I like to ship things.
I really like to ship things.
But at home, not so much.
I go from project to project
because this is my free time.
This is my fun.
And when a project stops being fun,
I put it on a shelf.
It doesn't always stay there.
But I like the design
and I don't like the production.
So once it gets to the spot where it stops being fun,
I get bored and wander off.
What about you, Star?
How do you decide when it's done?
Yeah.
I mean, similar.
When the fun part's over,
when you've learned what you came here to learn,
when it's documented at best.
I used to want to be a CEO and have my own startup, and I thought this tinkering would lead to that.
I thought I would be in charge.
But I did the management track and the director and got to tell people what to do.

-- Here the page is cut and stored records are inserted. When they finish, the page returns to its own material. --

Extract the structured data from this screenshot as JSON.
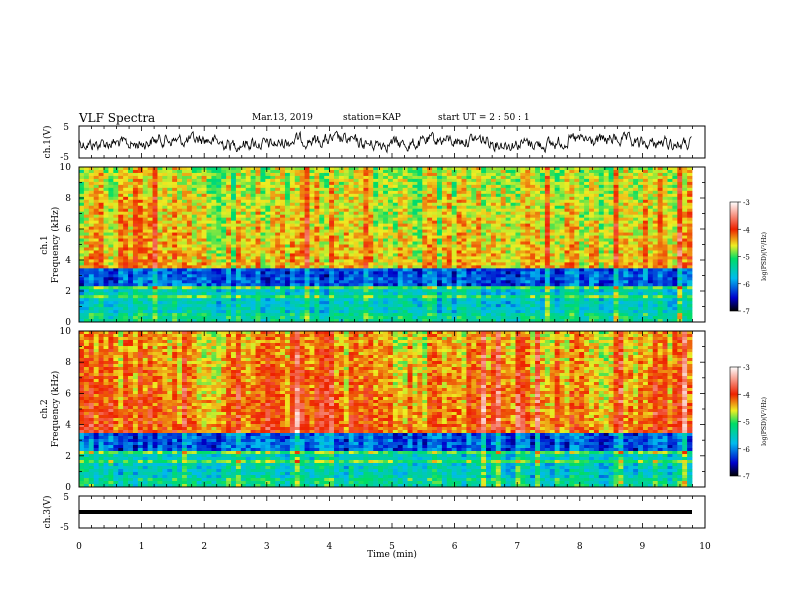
{
  "header": {
    "title": "VLF Spectra",
    "date": "Mar.13, 2019",
    "station": "station=KAP",
    "start": "start  UT =  2 : 50 : 1"
  },
  "chart_data": [
    {
      "type": "line",
      "name": "ch1-waveform",
      "ylabel": "ch.1(V)",
      "ylim": [
        -5,
        5
      ],
      "yticks": [
        "5",
        "-5"
      ],
      "xlim": [
        0,
        10
      ]
    },
    {
      "type": "heatmap",
      "name": "ch1-spectrogram",
      "ylabel": "ch.1\nFrequency  (kHz)",
      "ylim": [
        0,
        10
      ],
      "yticks": [
        "0",
        "2",
        "4",
        "6",
        "8",
        "10"
      ],
      "xlim": [
        0,
        10
      ],
      "colorbar": {
        "ticks": [
          "-3",
          "-4",
          "-5",
          "-6",
          "-7"
        ],
        "range": [
          -7,
          -3
        ],
        "label": "log(PSD)(V²/Hz)"
      }
    },
    {
      "type": "heatmap",
      "name": "ch2-spectrogram",
      "ylabel": "ch.2\nFrequency  (kHz)",
      "ylim": [
        0,
        10
      ],
      "yticks": [
        "0",
        "2",
        "4",
        "6",
        "8",
        "10"
      ],
      "xlim": [
        0,
        10
      ],
      "colorbar": {
        "ticks": [
          "-3",
          "-4",
          "-5",
          "-6",
          "-7"
        ],
        "range": [
          -7,
          -3
        ],
        "label": "log(PSD)(V²/Hz)"
      }
    },
    {
      "type": "line",
      "name": "ch3-waveform",
      "ylabel": "ch.3(V)",
      "ylim": [
        -5,
        5
      ],
      "yticks": [
        "5",
        "-5"
      ],
      "xlim": [
        0,
        10
      ],
      "xlabel": "Time  (min)",
      "xticks": [
        "0",
        "1",
        "2",
        "3",
        "4",
        "5",
        "6",
        "7",
        "8",
        "9",
        "10"
      ]
    }
  ]
}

I liked the mentoring and I liked the program management,
but I didn't like the politics
and I didn't really like the in-charge-ness.
I liked to get my hands dirty and to do stuff.
So I think I've given up on the idea of founding a startup,
maybe a CTO as a co-founder,
but I don't want to be a CEO.
Jen's got an MBA.
Maybe she has a different answer on this.
No, I don't.
Actually, one of the things that we gloss over really quickly
and I want to bring back is the idea of you create your own modules,
you've done all your own work,
so you know that you can give it away freely.
One of the things that we didn't talk about is
if you accidentally borrow things from work.
Oh.
Oh, scopes, code, whatever.
You borrow the oscilloscope,
you maybe accidentally might have violated
your employment agreement.
A couple of resistors, they'll never notice.
Hey, I work for myself. It's okay.
The point is that I just want to make sure that the audience is aware of the fact that if you borrow the oscilloscope,
if you borrow something that later you end up using as a basis for a patent or something like that,
you should check your employment agreement to see how that will be affected,
because you may inadvertently be giving your patent away to your employer.
California's got some fairly strict guidelines on that,
but it's better not to have to fight the fight.
If you're going to borrow stuff from your employer,
get permission, preferably in writing,
and let them know what your idea is and
how it is separate from your job. And if it's borderline, be careful. I mean, they may say,
no, we don't want you to work on X because it's too close to our product Y and we don't,
you have a non-compete, so you can't. But if you're making light-up shoes or writing instructables or a taco copter or dance RFID thing,
they're not going to care.
They're going to be happy.
You're learning stuff, and that's good, and it's keeping you happy.
So most companies are good about this, but ask, don't just assume.
Any further questions?
Well, I think we're about out of time.
I would like to invite you to come tomorrow at 1 o'clock,
and Jen and I will be presenting with a few other people
on sensors in health-related applications, gory details.
And I believe, Jen, you've got another presentation after that.
Yeah, and at 3 o'clock tomorrow, I'll be presenting
essentially top-to-bottom approach on Android sensor subsystems,
how to design them, how to use them.
It's going to be pretty cool.
And Star, you'll just be wandering around the expo floor?
Yeah, this is it for me.
Thank you very much.
Thank you all for coming.
Thank you very much. Thank you all for coming.